Introduction
Biological sciences that study the principles of storage, realization, and transmission of genetic information, and the structure and functions of irregular biopolymers belong to molecular biology. Biopolymers, high-molecular organic compounds that were formed from nucleotide residues, are nucleic acids. There are two types of nucleic acids in nature: DNA and RNA.
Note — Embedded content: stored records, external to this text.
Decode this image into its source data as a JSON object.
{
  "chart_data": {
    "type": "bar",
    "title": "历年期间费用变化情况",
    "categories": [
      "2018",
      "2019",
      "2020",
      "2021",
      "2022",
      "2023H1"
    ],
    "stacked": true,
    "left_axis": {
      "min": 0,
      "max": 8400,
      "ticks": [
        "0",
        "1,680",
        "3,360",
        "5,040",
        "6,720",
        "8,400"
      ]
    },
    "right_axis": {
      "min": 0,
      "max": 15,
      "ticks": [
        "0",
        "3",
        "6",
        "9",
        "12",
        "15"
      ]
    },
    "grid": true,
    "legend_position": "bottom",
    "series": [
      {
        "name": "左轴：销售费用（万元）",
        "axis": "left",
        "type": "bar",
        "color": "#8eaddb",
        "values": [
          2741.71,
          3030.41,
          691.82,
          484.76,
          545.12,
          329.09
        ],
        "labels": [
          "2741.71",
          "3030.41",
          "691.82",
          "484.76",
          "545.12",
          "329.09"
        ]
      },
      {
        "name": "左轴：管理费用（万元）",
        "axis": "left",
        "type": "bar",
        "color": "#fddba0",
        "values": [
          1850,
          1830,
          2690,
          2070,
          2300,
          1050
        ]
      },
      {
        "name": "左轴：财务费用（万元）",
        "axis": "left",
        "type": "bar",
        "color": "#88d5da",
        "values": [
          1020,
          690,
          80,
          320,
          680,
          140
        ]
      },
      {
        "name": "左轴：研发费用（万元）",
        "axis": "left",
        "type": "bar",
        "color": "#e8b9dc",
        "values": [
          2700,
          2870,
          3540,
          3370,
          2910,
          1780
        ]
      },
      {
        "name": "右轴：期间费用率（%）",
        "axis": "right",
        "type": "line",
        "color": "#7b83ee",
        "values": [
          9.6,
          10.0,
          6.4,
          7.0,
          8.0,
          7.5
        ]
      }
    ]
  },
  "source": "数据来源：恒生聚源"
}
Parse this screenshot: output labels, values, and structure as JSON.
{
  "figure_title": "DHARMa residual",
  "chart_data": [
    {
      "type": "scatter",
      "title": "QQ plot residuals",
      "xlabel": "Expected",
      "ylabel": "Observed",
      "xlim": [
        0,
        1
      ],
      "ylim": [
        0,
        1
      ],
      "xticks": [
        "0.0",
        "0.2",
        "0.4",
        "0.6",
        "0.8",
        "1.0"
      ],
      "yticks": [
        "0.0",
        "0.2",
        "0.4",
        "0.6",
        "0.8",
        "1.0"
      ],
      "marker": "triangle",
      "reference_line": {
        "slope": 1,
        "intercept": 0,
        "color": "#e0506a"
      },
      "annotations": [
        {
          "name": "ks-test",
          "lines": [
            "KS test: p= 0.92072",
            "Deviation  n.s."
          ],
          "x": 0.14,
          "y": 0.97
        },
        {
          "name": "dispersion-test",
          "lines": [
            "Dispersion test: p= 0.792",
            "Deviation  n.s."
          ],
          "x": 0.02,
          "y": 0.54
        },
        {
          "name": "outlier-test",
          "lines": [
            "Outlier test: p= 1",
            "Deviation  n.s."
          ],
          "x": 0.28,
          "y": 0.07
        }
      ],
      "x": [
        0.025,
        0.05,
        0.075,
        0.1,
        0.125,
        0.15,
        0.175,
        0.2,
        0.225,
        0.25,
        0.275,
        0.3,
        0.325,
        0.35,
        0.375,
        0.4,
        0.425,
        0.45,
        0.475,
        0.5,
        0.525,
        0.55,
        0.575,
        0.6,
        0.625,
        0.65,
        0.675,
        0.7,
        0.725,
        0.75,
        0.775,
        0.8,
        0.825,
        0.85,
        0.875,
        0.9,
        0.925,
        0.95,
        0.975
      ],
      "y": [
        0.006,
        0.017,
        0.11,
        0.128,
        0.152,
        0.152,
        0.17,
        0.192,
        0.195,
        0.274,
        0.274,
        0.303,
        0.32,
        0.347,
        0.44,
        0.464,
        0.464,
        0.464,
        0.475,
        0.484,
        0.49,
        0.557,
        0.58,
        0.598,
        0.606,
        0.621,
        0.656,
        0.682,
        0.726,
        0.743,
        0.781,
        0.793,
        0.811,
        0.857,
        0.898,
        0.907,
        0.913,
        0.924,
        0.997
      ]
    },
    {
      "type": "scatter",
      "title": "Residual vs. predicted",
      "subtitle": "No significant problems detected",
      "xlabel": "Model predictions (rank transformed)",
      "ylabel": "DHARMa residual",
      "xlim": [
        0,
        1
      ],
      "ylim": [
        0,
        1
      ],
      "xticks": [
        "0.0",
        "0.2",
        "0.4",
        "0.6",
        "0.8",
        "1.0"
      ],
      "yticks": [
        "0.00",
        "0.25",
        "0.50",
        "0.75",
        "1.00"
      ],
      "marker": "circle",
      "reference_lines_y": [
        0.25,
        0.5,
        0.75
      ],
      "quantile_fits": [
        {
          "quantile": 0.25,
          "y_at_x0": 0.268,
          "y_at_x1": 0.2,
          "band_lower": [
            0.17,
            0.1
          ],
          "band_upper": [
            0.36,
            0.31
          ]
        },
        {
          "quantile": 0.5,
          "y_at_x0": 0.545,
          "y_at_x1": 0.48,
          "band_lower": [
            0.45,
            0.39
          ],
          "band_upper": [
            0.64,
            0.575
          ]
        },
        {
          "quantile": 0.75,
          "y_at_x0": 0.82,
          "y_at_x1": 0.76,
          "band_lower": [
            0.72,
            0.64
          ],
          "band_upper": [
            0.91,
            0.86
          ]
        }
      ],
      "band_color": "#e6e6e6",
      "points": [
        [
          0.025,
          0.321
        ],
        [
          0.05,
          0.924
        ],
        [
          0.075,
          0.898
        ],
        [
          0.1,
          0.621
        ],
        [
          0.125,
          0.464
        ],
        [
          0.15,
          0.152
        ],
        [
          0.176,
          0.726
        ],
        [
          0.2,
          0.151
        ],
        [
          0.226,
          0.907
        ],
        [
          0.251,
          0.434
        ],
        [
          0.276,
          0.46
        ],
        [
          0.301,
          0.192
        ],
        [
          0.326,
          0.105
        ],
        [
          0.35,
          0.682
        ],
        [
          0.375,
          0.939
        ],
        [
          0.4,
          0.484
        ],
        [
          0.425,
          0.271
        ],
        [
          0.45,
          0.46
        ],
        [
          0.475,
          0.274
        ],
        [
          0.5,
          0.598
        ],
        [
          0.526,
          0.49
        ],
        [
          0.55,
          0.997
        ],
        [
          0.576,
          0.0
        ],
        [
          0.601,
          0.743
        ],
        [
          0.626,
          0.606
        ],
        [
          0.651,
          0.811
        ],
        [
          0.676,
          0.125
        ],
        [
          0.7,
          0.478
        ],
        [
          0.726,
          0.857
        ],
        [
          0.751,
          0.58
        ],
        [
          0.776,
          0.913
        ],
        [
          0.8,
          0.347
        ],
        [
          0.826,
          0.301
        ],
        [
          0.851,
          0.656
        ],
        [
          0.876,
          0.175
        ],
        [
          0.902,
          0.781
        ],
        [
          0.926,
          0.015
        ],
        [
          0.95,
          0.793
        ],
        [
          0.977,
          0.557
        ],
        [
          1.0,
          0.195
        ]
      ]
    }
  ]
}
They are involved in protein biosynthesis and store information about a living organism, determining its development, growth, and heredity.
Discussion
DNA is a nucleic acid that contains the genotype of an individual and transmits information, reproducing itself. It is a biopolymer whose monomer is a nucleotide. Each nucleotide consists of a phosphoric acid residue attached to the sugar deoxyribose. It is the presence of characteristic sugar that makes up one of the main differences between DNA and RNA. In DNA, nucleotides are connected covalently to each other in long polynucleotide chains (Krogh et al., 2018). These chains are paired together using hydrogen bonds into a secondary structure called a double helix. The backbone of each of the chains consists of alternating phosphates and sugars.
In the vast majority of living organisms, DNA consists of not one, but two polynucleotide chains. These two long chains are twisted one around the other in the form of a double helix. The backbone of each of the chains consists of alternating phosphates and sugars. Within one DNA chain, neighboring nucleotides are connected by phosphodiester bonds, which are formed as a result of the interaction between the 3′-hydroxyl (3’—OH) group of the deoxyribose molecule of one nucleotide and the 5′-phosphate group (5’—PO3) of the other (De Chadarevian, 2020). The asymmetric ends of the DNA chain are called 3′ (three prime) and 5′ (five prime) (De Chadarevian, 2020). The polarity of the chain plays an important role in DNA synthesis.
Each base on one of the chains binds to one specific base on the second chain. Such a specific binding is called complementary. The complementarity of a double helix means that the information contained in one chain is contained in another chain. Purines are complementary to pyrimidines: adenine forms bonds only with thymine, and cytosine — with guanine (De Chadarevian, 2020). In the double helix, the chains are also linked by hydrophobic interactions and stacking, which do not depend on the DNA base sequence.
DNA is a carrier of genetic information recorded as a sequence of nucleotides using a genetic code. DNA molecules are associated with two fundamental properties of living organisms — heredity and variability. During the process called DNA replication, two copies of the original chain are formed, and the resulting cells are genetically identical to the original. Genetic information is transmitted in the processes of transcription (synthesis of RNA molecules on the DNA matrix) and translation (synthesis of proteins on the RNA matrix).
The sequence of nucleotides “encodes” information about various types of RNA: informational, or matrix (mRNA), ribosomal (rRNA), and transport (tRNA). All these types of RNA are synthesized based on DNA in the process of transcription. Their role in protein biosynthesis is different. Informational RNA contains information about the sequence of amino acids in a protein, ribosomal RNAs serve as the basis for ribosomes, and transport RNAs deliver amino acids to the protein assembly site (Rauf, 2018). In its structure, RNA resembles deoxyribonucleic acid and also consists of four types of polymer nucleotides. Three of them are similar to DNA, but instead of thymine, RNA contains uracil.
Conclusion
When DNA was discovered, its role was not so obvious. Even today, even though much more information has been disclosed, some questions remain unanswered. While some, perhaps, have not even been formulated yet. The well-known biological significance of DNA and RNA lies in the fact that DNA transmits hereditary information, and RNA participates in protein synthesis and encodes the protein structure.
References
De Chadarevian, S. (2020). Heredity under the microscope. University of Chicago Press.
Krogh, T. J., Møller-Jensen, J., & Kaleta, C. (2018). Impact of chromosomal architecture on the function and evolution of bacterial genomes. Frontiers in microbiology, 9, 2019.
Rauf, D. (2018). DNA, RNA, and the Inheritance of Traits. Enslow Publishing, LLC. Web.